About time the Eagles finally used rookie tight end Dallas Goedert more.

Before Sunday’s 20-16 win over the Colts, the rookie had played just 34 snaps or 23 percent of offensive plays. He crushed that Sunday.

Goedert played 55 of 82 offensive snaps (67 percent). The only skill players to play more than him were Zach Ertz (81 snaps) and Nelson Agholor (80). 

And Goedert finally produced. He caught seven passes for 73 yards and his first NFL touchdown.

We know Ertz played nearly the entire game and Goedert played 67 percent, but even Josh Perkins played 31 snaps (38 percent) as the Eagles used 13 personnel to start the game and came back to it later. 

The three tight ends combined to have 13 catches for 156 yards. 

Other offensive snap count notes

• The Eagles’ played 82 snaps on offense. That’s a lot. That 17-play game-winning drive helped that. 

• Kamar Aiken saw his snaps decrease some, but he still played 45 and wasn’t targeted once. In the two weeks, he’s been back with the Eagles he’s played 107 snaps and has five catches for 39 yards. 

• Carson Wentz and the entire offensive line played all 82 snaps. If they can keep that going, it would obviously be huge. 

• Without Jay Ajayi and Darren Sproles, Corey Clement led the way for the running backs with 45 snaps, followed by Wendell Smallwood (29) and Josh Adams (8). All three played roles in the win. Adams was particularly efficient, carrying the ball six times on his eight snaps for 30 yards. 

• Jordan Matthews, who signed during the week, played 33 snaps (40 percent). He caught two passes for 21 yards and, no, he didn't drop any. 

Defensive snap count notes

• It’s amazing how even the defensive end rotation has been. Here’s how it went Sunday: Derek Barnett 38, Chris Long 36, Michael Bennett 35, Brandon Graham 34. A little interesting to see Graham’s number dip, but this rotation keeps them fresh so when they’re not getting great pressure for a lot of the game, Barnett can come up with a huge sack at the end. 

• Malcolm Jenkins, Jordan Hicks and Ronald Darby played all 59 snaps. 

• Rodney McLeod played 34 before leaving with a knee injury. Corey Graham, who was already playing some, finished with 47 snaps thanks to the injury. 

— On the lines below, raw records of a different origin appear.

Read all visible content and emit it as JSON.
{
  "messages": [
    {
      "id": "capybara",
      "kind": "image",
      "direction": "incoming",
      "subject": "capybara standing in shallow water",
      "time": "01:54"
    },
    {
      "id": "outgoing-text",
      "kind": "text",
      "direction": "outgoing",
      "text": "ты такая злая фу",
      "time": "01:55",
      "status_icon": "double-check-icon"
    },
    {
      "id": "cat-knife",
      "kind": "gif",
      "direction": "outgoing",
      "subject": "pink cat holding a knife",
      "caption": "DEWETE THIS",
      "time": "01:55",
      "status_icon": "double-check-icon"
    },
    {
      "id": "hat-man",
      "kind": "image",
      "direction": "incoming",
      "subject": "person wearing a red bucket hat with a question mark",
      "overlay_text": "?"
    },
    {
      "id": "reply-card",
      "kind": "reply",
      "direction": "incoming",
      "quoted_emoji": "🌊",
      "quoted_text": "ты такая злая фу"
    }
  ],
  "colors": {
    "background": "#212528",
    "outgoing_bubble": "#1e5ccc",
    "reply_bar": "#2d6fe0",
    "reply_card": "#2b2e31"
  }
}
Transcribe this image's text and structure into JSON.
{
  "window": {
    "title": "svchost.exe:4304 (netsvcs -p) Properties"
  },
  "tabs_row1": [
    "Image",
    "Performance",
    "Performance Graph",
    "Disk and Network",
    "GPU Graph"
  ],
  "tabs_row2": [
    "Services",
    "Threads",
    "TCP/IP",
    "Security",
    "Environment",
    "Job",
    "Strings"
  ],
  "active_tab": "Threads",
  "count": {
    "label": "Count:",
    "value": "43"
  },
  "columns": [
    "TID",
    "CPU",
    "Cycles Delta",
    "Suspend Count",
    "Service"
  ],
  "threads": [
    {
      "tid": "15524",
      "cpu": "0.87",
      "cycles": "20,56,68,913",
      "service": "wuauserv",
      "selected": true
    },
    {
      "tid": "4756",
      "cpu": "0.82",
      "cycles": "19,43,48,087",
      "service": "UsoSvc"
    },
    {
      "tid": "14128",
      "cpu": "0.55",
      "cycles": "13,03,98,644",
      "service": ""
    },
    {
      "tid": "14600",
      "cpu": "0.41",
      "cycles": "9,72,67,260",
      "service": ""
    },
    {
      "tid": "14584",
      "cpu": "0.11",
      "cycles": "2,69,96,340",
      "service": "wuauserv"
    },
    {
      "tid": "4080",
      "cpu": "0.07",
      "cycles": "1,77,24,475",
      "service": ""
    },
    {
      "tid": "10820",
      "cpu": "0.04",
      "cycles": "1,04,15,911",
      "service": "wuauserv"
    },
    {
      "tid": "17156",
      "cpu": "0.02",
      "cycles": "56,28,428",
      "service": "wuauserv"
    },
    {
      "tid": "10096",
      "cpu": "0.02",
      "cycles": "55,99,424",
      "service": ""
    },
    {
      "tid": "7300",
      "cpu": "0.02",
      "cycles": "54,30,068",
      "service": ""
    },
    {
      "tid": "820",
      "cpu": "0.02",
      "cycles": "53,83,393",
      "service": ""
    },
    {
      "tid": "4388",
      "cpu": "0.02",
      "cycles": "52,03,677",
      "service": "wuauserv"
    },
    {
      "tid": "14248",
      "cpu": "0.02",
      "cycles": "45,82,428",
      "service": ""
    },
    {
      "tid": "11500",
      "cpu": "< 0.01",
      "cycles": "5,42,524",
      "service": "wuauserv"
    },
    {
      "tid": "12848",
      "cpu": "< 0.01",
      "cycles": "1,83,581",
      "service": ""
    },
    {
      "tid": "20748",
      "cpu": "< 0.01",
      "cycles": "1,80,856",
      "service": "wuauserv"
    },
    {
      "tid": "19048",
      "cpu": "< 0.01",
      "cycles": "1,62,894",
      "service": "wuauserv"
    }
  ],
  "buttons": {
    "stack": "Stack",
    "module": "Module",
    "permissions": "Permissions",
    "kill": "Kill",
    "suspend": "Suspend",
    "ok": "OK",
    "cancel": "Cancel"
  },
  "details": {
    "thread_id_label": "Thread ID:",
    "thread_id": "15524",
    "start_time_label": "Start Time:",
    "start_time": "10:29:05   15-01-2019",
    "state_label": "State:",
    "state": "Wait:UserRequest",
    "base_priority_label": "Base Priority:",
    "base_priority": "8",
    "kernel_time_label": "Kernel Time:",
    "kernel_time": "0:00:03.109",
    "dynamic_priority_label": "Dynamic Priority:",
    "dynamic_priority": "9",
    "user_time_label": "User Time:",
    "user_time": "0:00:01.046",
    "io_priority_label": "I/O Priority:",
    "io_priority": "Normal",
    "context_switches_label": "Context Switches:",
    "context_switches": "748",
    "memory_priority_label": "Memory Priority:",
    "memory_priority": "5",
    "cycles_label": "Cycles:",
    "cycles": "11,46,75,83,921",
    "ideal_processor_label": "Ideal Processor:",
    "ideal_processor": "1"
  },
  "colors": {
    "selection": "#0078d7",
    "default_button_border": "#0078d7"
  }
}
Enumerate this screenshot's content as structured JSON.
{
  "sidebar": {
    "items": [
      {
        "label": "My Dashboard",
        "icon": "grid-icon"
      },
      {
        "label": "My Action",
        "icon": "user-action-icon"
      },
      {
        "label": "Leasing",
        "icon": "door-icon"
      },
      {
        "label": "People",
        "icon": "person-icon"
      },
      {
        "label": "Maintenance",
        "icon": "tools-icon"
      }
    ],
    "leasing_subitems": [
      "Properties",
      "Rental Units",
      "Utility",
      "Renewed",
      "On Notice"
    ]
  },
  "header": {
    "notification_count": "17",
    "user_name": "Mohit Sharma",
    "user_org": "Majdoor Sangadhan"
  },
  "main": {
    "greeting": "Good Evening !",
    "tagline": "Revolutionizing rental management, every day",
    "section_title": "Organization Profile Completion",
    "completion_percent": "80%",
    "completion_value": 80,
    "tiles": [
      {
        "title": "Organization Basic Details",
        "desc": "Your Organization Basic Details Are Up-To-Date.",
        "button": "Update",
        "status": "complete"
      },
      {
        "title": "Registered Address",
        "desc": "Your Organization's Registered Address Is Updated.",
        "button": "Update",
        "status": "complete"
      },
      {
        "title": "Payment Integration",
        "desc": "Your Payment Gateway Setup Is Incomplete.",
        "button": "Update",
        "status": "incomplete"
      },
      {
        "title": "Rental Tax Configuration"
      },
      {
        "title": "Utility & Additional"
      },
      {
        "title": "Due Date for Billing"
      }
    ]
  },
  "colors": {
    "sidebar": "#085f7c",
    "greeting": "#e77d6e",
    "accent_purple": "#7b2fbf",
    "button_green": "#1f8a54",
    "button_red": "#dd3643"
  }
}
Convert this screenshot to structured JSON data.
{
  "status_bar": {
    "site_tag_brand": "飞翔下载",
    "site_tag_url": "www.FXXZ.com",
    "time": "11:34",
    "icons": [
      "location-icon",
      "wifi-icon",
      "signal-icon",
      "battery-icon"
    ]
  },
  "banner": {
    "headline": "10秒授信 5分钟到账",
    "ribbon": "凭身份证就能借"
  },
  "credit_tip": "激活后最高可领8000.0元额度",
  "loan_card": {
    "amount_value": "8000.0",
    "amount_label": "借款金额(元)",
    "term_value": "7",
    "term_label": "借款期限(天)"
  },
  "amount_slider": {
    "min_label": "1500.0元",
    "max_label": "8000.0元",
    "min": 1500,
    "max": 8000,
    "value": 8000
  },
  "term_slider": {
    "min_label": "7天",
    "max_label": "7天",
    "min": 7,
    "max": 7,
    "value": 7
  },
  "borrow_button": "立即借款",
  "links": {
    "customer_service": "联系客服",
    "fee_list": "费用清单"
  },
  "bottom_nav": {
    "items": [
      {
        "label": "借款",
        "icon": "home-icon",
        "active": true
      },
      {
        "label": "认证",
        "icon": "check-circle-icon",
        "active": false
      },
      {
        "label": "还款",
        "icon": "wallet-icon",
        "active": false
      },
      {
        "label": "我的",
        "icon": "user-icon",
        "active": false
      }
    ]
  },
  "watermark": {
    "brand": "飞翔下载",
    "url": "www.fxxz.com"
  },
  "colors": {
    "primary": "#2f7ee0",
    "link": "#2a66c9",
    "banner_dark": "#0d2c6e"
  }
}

• Fletcher Cox said he wanted to win Defensive Player of the Year and he’s starting off the season strong. He has 2 1/2 sacks through three games. But more impressively, after playing 52 snaps Sunday, he’s played 163 snaps of 187 (87.2 percent) so far this season. In games he played last regular season, Cox played 66.5 percent of the defense’s snaps. Then in the playoffs, he played 86 percent. So we’re seeing him take on that playoff percentage in this regular season and it’s made a difference. I wonder if it’s sustainable. 

• Josh Sweat was active for his first NFL game but didn’t get a defensive snap. 

Here are full snap counts: 


Carson Wentz: 82 snaps (100 percent)

Stefen Wisniewski: 82 (100)

Brandon Brooks: 82 (100)

Lane Johnson: 82 (100)

Jason Kelce: 82 (100)

Jason Peters: 82 (100)

Zach Ertz: 81 (99)

Nelson Agholor: 80 (98)

Dallas Goedert: 55 (67)

Corey Clement: 45 (55)

Kamar Aiken: 45 (55)

Jordan Matthews: 33 (40)

Josh Perkins: 31 (38)

Wendell Smallwood: 29 (35)

Josh Adams: 8 (10)

Isaac Seumalo: 2 (2)

Shelton Gibson: 1 (1)


Malcolm Jenkins: 59 snaps (100 percent)

Jordan Hicks: 59 (100)

Ronald Darby: 59 (100)

Jalen Mills: 55 (93)

Fletcher Cox: 52 (88)

Corey Graham: 47 (80)

Sidney Jones: 46 (78)

Nigel Bradham: 41 (69)

Derek Barnett: 38 (64)

Chris Long: 36 (61)

Michael Bennett: 35 (59)

Brandon Graham: 34 (58)

Rodney McLeod: 34 (58)

Haloti Ngata: 27 (46)

Destiny Vaeao: 13 (22)

Kamu Grugier-Hill: 9 (15)

Rasul Douglas: 3 (5)

Bruce Hector: 2 (3)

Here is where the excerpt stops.